Era mais um dia no tempo quando Clara pensava em tudo que poderia ter feito, nas coisas que não deveria ter falado, nos momentos bobos que deveria ter aproveitado e naquele beijo que não deu. Era como se o seu infinito fosse cortado ao meio. A aleatoriedade da Vida pesando esmagadora sobre a cabeça dela. A menina foi até a câmera do seu quarto e a posicionou no local costumeiro para gravar seus conteúdos. Sentou-se e respirou fundo antes de começar, as palavras saindo junto com o choro:
“Hoje gostaria de fazer um desabafo. Sei que não sou perfeita. Tenho muitas falhas. Falo demais, sou inconveniente e me deixo levar pelas coisas que gosto a ponto de ficar obcecada. Além disso, não sou a garota mais cuidadosa com a minha aparência. Tenho preguiça de arrumar o cabelo, não gosto do meu corpo, ainda mais com essas bochechas enormes que me deixam desconfortável quando me vejo no espelho. Finjo ser confiante, conhecedora do mundo dos relacionamentos, animada e criativa, mas não acho que sou nada disso de verdade. Tenho medo quando publico um vídeo, sinto pavor quando recebo uma crítica, me sinto repetitiva e monótona como se todos fossem me abandonar a qualquer hora. Luto sempre com essa sensação de que as pessoas estão comigo por caridade, por pena e por tédio. No começo até pareço ser interessante, mas no final sempre me torno a garota exagerada que todos enjoam. Aquela que dá pra se divertir, mas não dá para levar a sério.”
Parou de falar e se olhou ali na imagem da câmera. Sentiu vergonha do que viu, como se uma capa tivesse caído e o que apareceu por baixo não fosse agradável. Ela então tomou fôlego e limpou as lágrimas. Fechou os olhos por alguns segundos e quando os abriu tinha mudado de atitude. Reiniciou o vídeo: “Então, pessoal, neste vídeo vou mostrar mais detalhes de como manter a autoestima com três passos bem simples”. Ao terminar de falar, o sorriso se desmanchou. Começou a chorar novamente em frente a câmera desligada.
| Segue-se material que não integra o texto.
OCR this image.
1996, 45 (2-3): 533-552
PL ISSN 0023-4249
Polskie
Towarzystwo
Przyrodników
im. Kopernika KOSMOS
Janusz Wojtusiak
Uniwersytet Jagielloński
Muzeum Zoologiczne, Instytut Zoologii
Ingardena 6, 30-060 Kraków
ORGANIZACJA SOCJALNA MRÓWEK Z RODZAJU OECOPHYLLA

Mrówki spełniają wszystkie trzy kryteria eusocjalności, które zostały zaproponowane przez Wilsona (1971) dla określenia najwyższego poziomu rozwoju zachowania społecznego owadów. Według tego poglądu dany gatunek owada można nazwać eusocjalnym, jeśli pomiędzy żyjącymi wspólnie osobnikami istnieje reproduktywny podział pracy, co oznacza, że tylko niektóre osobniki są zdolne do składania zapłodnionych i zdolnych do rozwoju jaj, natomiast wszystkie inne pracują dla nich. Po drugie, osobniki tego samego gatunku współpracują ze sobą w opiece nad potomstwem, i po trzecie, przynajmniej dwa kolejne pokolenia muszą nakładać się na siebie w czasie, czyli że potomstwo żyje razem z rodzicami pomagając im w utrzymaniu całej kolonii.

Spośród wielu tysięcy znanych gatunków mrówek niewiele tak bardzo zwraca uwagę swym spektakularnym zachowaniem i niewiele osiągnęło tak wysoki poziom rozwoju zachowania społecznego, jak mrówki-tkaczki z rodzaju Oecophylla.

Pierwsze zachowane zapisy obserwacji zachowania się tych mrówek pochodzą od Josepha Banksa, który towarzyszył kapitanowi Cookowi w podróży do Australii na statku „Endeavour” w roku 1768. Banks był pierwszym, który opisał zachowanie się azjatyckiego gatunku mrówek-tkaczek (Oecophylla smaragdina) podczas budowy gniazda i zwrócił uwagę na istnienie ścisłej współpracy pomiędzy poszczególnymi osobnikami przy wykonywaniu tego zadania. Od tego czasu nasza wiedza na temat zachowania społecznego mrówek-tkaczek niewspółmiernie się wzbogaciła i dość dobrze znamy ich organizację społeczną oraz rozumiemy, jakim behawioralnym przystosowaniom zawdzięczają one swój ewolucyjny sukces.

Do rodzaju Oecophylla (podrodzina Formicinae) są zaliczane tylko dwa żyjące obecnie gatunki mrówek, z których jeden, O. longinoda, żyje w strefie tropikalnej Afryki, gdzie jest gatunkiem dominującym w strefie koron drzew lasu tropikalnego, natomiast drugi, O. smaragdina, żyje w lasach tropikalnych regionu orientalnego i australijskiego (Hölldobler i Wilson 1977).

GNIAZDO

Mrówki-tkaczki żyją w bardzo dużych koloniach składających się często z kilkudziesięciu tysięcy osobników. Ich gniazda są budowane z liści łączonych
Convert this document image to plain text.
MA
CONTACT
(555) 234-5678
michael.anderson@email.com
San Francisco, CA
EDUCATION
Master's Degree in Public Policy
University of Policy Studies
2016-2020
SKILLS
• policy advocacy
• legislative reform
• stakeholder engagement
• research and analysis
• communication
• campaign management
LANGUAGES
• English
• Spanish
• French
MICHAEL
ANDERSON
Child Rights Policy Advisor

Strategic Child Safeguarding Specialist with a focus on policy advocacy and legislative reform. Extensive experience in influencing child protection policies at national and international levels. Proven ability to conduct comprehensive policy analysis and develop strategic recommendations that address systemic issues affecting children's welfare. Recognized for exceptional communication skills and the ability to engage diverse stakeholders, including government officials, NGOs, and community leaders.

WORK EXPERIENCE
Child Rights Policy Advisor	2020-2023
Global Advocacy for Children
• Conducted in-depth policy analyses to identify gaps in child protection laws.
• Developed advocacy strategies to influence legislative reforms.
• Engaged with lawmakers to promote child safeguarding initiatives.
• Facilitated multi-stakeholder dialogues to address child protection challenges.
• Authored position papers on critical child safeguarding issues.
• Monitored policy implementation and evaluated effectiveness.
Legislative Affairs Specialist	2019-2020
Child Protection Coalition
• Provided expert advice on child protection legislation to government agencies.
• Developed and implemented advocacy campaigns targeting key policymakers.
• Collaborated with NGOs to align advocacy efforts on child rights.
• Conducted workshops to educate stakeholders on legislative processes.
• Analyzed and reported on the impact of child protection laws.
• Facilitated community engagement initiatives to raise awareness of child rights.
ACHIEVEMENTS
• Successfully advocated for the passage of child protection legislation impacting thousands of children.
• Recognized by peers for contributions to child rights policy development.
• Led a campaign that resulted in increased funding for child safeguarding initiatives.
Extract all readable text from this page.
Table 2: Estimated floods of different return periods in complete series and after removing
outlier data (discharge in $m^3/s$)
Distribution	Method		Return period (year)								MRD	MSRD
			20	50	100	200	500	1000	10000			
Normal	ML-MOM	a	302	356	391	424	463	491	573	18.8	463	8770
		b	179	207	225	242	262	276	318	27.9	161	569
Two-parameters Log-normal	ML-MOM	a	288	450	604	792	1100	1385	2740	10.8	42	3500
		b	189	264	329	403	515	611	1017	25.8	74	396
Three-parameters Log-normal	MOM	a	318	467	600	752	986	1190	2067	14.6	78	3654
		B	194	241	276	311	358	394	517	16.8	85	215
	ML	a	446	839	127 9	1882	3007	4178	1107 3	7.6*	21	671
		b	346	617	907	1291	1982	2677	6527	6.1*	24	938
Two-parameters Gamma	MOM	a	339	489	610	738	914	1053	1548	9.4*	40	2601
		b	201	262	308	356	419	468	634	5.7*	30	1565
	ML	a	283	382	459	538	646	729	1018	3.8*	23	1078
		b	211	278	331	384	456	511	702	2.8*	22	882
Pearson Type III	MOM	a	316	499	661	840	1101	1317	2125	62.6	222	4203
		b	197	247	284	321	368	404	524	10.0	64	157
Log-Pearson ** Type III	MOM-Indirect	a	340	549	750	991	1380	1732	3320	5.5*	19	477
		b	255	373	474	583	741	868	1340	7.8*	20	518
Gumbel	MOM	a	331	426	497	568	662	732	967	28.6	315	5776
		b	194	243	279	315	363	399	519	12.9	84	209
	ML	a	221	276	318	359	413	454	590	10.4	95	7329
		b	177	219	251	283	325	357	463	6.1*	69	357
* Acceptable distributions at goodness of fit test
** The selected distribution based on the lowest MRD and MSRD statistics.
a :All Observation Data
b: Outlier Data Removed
Ao presenciar aquilo, só consegui pensar que não sou tão importante quanto vocês pensam. Nada está planejado. Nem para Clara, nem para você que me lê. O que governa a Vida, de fato, é a vontade dos humanos em viver. Não tem nada no fim da estrada, meus queridos. Porque não é sobre chegar. Só consegui dizer para a menina: Faça agora, por favor, Clara. Não faça a Vida esperar.
E então torci para que ela me ouvisse.